One key power of the incoming legislature will be to amend the Iraqi constitution approved by voters in October. Lawmakers will have a four-month window to make changes. During the constitution’s drafting, negotiations were deadlocked for months over three key issues: the role of Islam in civil laws; the desire of Kurds in the north and Shias in the south to establish semi-independent regions under a weak federal government; and the distribution of Iraq’s oil revenues.
Sunnis posed the biggest barrier to achieving a consensus on the charter. Making up about 20 per cent of Iraq’s population, Sunnis had ruled the country since it gained independence in 1932. Their power dissipated after the fall of Saddam, and by boycotting January’s vote they were left with little influence in parliament. But they re-entered the political fray by demanding greater representation on the constitution-writing committee.
The charter’s final draft was vague on how to divide the oil wealth, but it guaranteed the Kurds’ right to maintain their autonomous region and paved the way for the Shias to create new ones.
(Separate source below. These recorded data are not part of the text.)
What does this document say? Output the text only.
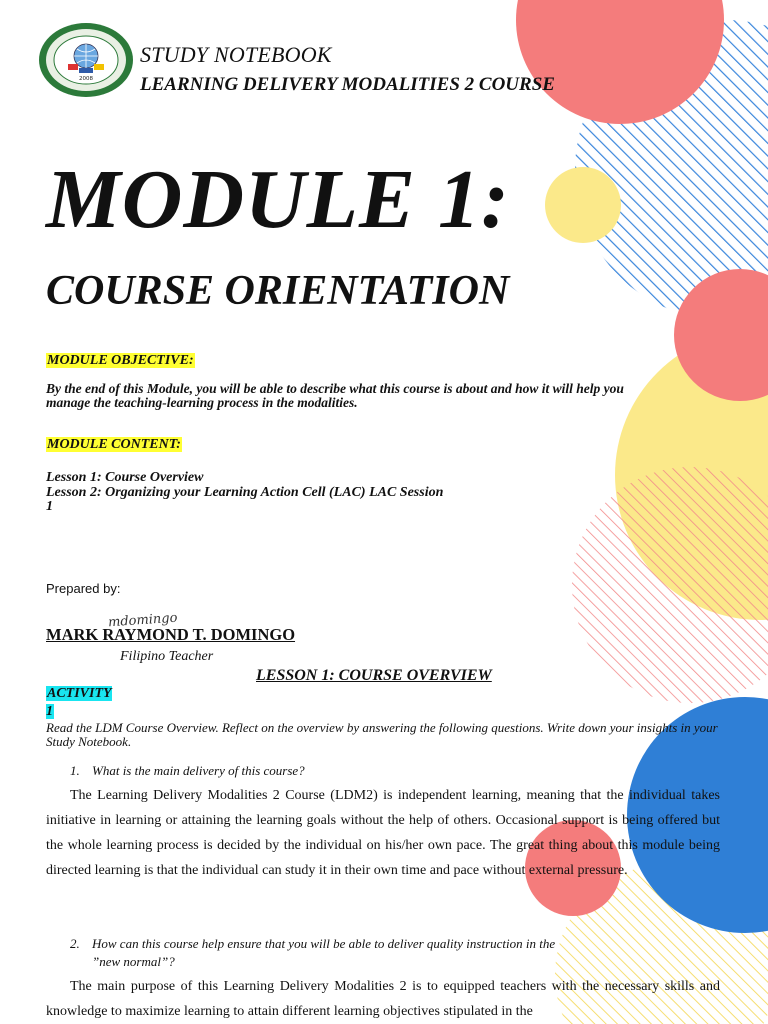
2008
STUDY NOTEBOOK
LEARNING DELIVERY MODALITIES 2 COURSE
MODULE 1:
COURSE ORIENTATION
MODULE OBJECTIVE:
By the end of this Module, you will be able to describe what this course is about and how it will help you manage the teaching-learning process in the modalities.
MODULE CONTENT:
Lesson 1: Course Overview
Lesson 2: Organizing your Learning Action Cell (LAC) LAC Session 1
Prepared by:
mdomingo
MARK RAYMOND T. DOMINGO
Filipino Teacher
LESSON 1: COURSE OVERVIEW
ACTIVITY 1
Read the LDM Course Overview. Reflect on the overview by answering the following questions. Write down your insights in your Study Notebook.
1. What is the main delivery of this course?
The Learning Delivery Modalities 2 Course (LDM2) is independent learning, meaning that the individual takes initiative in learning or attaining the learning goals without the help of others. Occasional support is being offered but the whole learning process is decided by the individual on his/her own pace. The great thing about this module being directed learning is that the individual can study it in their own time and pace without external pressure.
2. How can this course help ensure that you will be able to deliver quality instruction in the
”new normal”?
The main purpose of this Learning Delivery Modalities 2 is to equipped teachers with the necessary skills and knowledge to maximize learning to attain different learning objectives stipulated in the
The question of autonomy for Kurdish and Shia areas is intertwined with oil. Those regions are home to the vast majority of the country’s oil resources, and Sunnis — who are concentrated in central Iraq — worry that they would not have a significant share of oil revenues under a federal system.
One proposal is for regional governments in oil-producing areas to keep five per cent of the revenue, with the rest going to the central government in Baghdad for distribution to other areas based on their population. But Kurds have pushed for setting aside a larger cut for regional governments. Sunnis, meanwhile, want all oil revenues to be distributed from Baghdad.
Because Sunnis decided not to boycott last week’s election, they could win enough seats in parliament to become a swing bloc. The Kurds, who are expected to win the second-highest number of seats after the religious Shia coalition, could form an alliance with several Sunni and secular Shia groups.
“We might see unusual alliances created in the new parliament because different groups will have different priorities on amending the constitution,” said Fakri Karim, editor of Al-Mada, an independent Iraqi newspaper. “There will be many backroom deals before agreements are made on a new government.” Most major decisions in the new parliament will require a two-thirds majority, and because the Shia slate is expected to win about 120 seats, all other blocs — Kurds, Sunnis and secular Shias — will have to make some accommodation with the dominant Shia bloc.
With a two-thirds vote, the National Assembly must choose a president and two vice presidents from within its ranks. In turn, this “presidency council” must unanimously select Iraq’s new prime minister and cabinet. The choice of prime minister must be ratified by a majority of parliament.
The main contender for the premiership is Adel Abdul-Mahdi, a vice president in the current government and a leader of the Supreme Council for Islamic Revolution in Iraq, the largest religious Shia party. Abdul-Mahdi’s key opponent is likely to be Ayad Allawi, who served as interim prime minister from June 2004 until a new government took office in April.